Workers’ Compensation

For all life threatening injuries, dial 911. In the case of death or serious injury, contact the Benefits Office immediately.

When an employee sustains ANY work-related injury or illness, no matter how minor (bumps on the head, cuts, trip and falls, strains, etc.) he/she must report it immediately to their Manager/Supervisor. If a Manager/Supervisor is unavailable, it is the responsibility of the employee to report the injury to the Benefits Office. Failure to report injuries in a timely manner, could result in further risk to the employee and/or create a liability for the District.  

Employees must also contact the Company Nurse Injury Hotline at (877) 518-6702. Company Nurse provides District employees with 24/7 telephone access to Registered Nurses and medical professionals. Company Nurse may refer the employee to an Occupational Medical Facility to be evaluated.

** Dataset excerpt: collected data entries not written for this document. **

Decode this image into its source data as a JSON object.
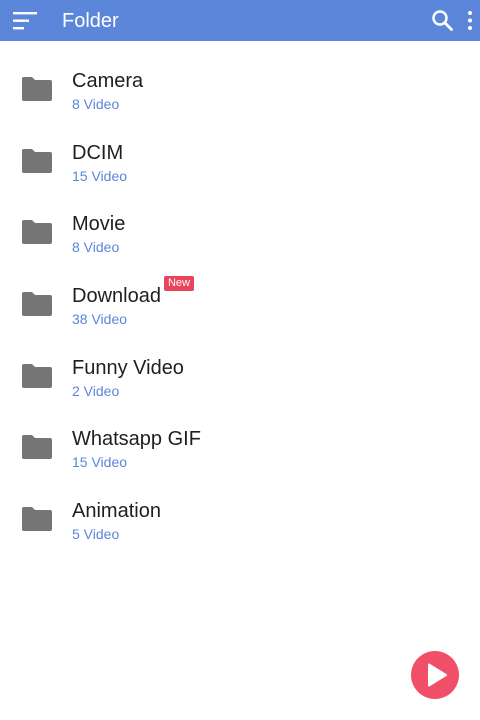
{
  "appbar": {
    "title": "Folder",
    "menu_icon": "menu-icon",
    "search_icon": "search-icon",
    "more_icon": "more-vert-icon",
    "color": "#5b86d9"
  },
  "folders": [
    {
      "name": "Camera",
      "count": "8 Video"
    },
    {
      "name": "DCIM",
      "count": "15 Video"
    },
    {
      "name": "Movie",
      "count": "8 Video"
    },
    {
      "name": "Download",
      "count": "38 Video",
      "badge": "New"
    },
    {
      "name": "Funny Video",
      "count": "2 Video"
    },
    {
      "name": "Whatsapp GIF",
      "count": "15 Video"
    },
    {
      "name": "Animation",
      "count": "5 Video"
    }
  ],
  "folder_icon": "folder-icon",
  "fab": {
    "icon": "play-icon",
    "color": "#f04f67"
  },
  "colors": {
    "accent": "#5b86d9",
    "badge": "#e8445c",
    "folder_icon": "#757575"
  }
}
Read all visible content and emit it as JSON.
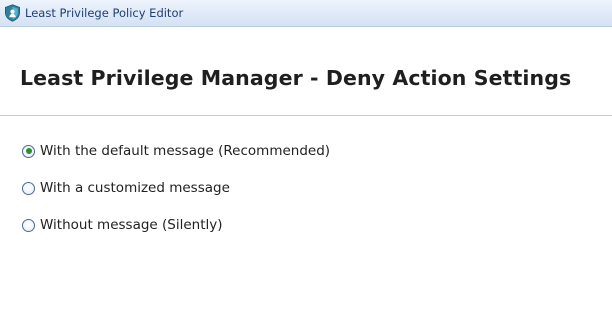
{
  "window": {
    "title": "Least Privilege Policy Editor",
    "icon": "shield-icon"
  },
  "main": {
    "heading": "Least Privilege Manager - Deny Action Settings",
    "options": [
      {
        "label": "With the default message (Recommended)",
        "selected": true
      },
      {
        "label": "With a customized message",
        "selected": false
      },
      {
        "label": "Without message (Silently)",
        "selected": false
      }
    ]
  },
  "colors": {
    "accent_green": "#2a8f2f",
    "titlebar": "#dfe9f7",
    "divider": "#b4d2e8"
  }
}
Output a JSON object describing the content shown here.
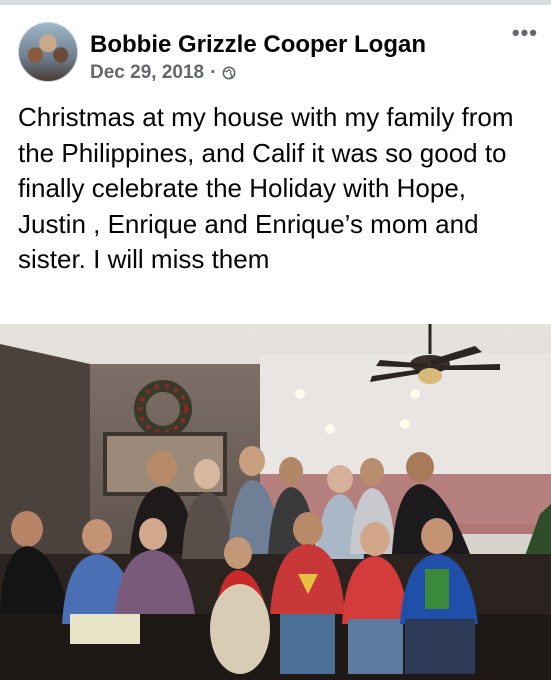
{
  "post": {
    "author": "Bobbie Grizzle Cooper Logan",
    "date": "Dec 29, 2018",
    "separator": "·",
    "privacy_icon": "globe-icon",
    "more_icon": "more-options-icon",
    "more_label": "•••",
    "text": "Christmas at my house with my family from the Philippines, and Calif it was so good to finally celebrate the Holiday with Hope, Justin , Enrique and Enrique’s mom and sister. I will miss them"
  },
  "colors": {
    "author_text": "#050505",
    "meta_text": "#65676b",
    "top_divider": "#d9dadc"
  }
}
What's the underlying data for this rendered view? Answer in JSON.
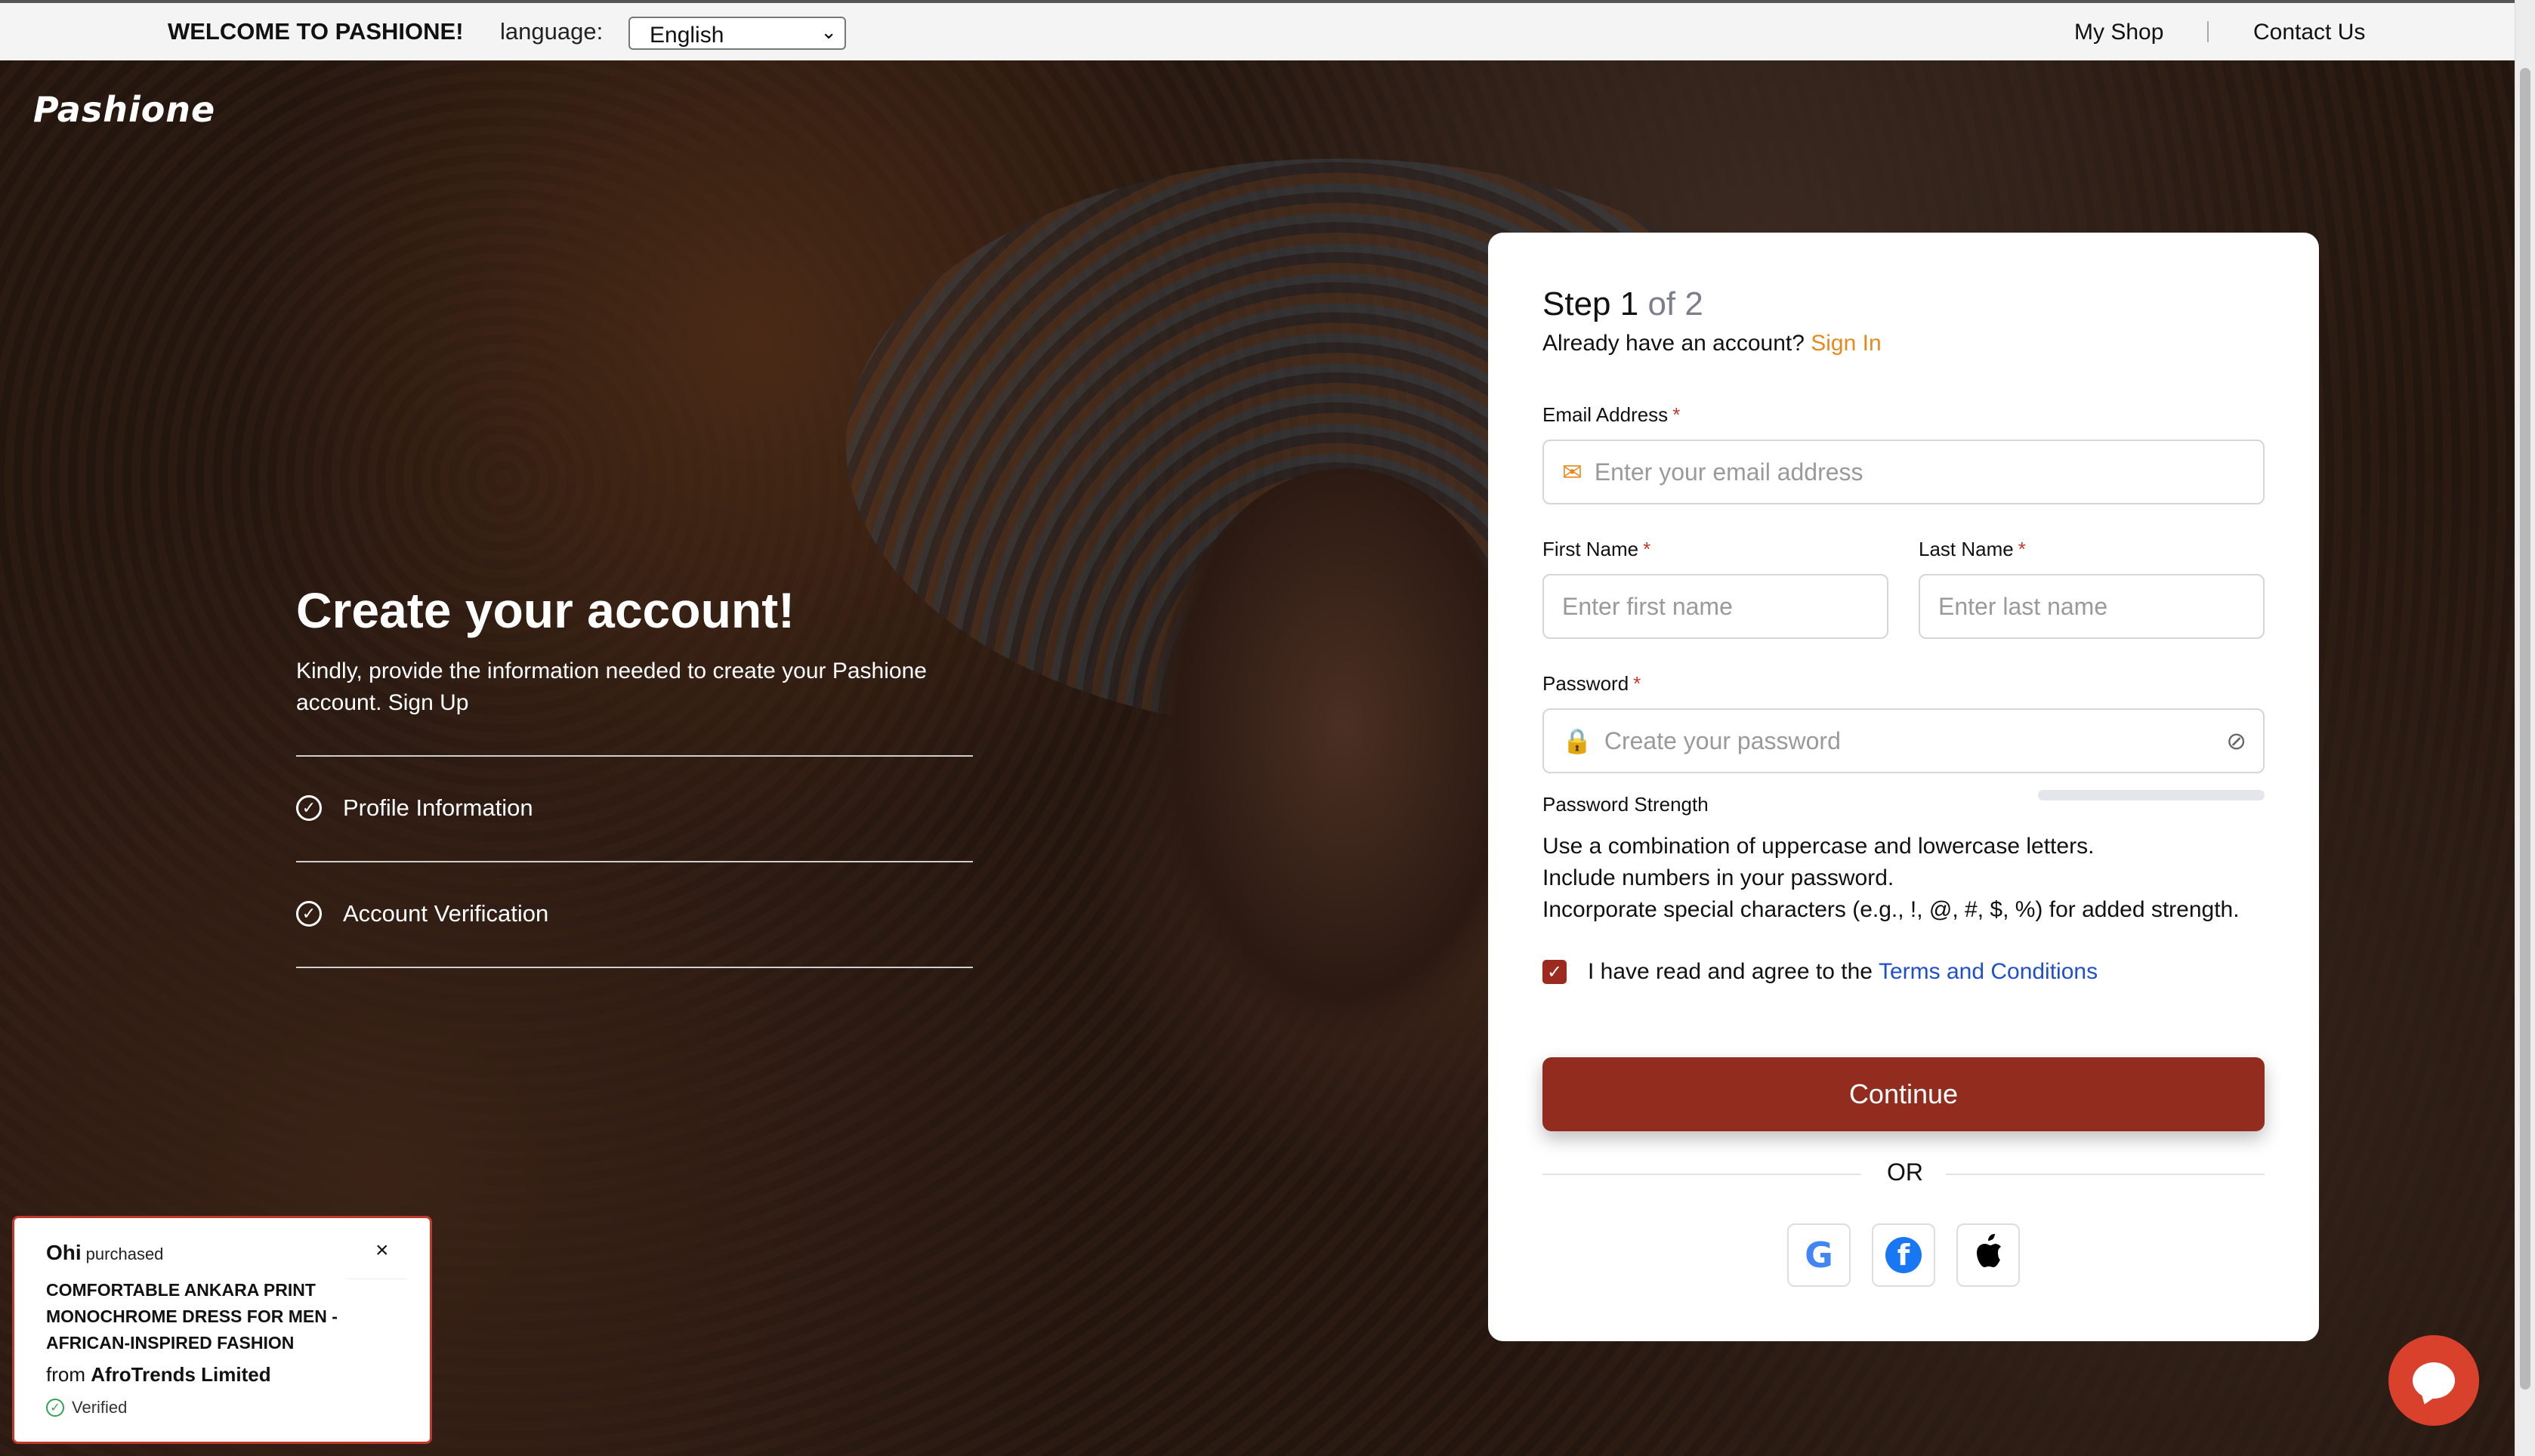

Following the District’s knowledge of the injury/illness and within 24-hours, the employee must be provided a Workers’ Compensation Claim Form (DWC 1) to be completed, signed and returned by the employee to the Benefits Office. Completed claim forms must be received by Keenan & Associates within 5-days of the accident or incident.


EMPLOYEE

When an injury occurs, please provide the injured employee with the following documents:

  1. Workers’ Compensation Procedure
  2. Company Nurse Injury Hotline
  3. Workers’ Compensation Claim Form (DWC1) (Manager completes questions 12–14 and 17–19 and provides to employee. Employee completes questions 1-9 and returns to the Benefits office)
  4. PRIME Advantage MPM Complete Written Employee Notification

MANAGER or SUPERVISOR

The Manager or Supervisor should complete the following and return to the Benefits Office within 5 days from the date of injury:

  1. Supervisor’s Report of Employee Incident or Injury
  2. Supervisor’s Supplemental Questionnaire
  3. Questionable Workers’ Compensation Injury Information (if applicable)

Contact Ron Owen, Senior Benefits Analyst, with any questions at rowen@marin.edu or (415) 457-8811, ext. 8159.

If you wish to designate a personal physician to treat you in the event of a workers’ compensation injury, please complete the Physician Pre-Designation form. This form must be signed by you AND your personal physician and submitted to the Benefits Office, BEFORE an injury occurs, to be valid.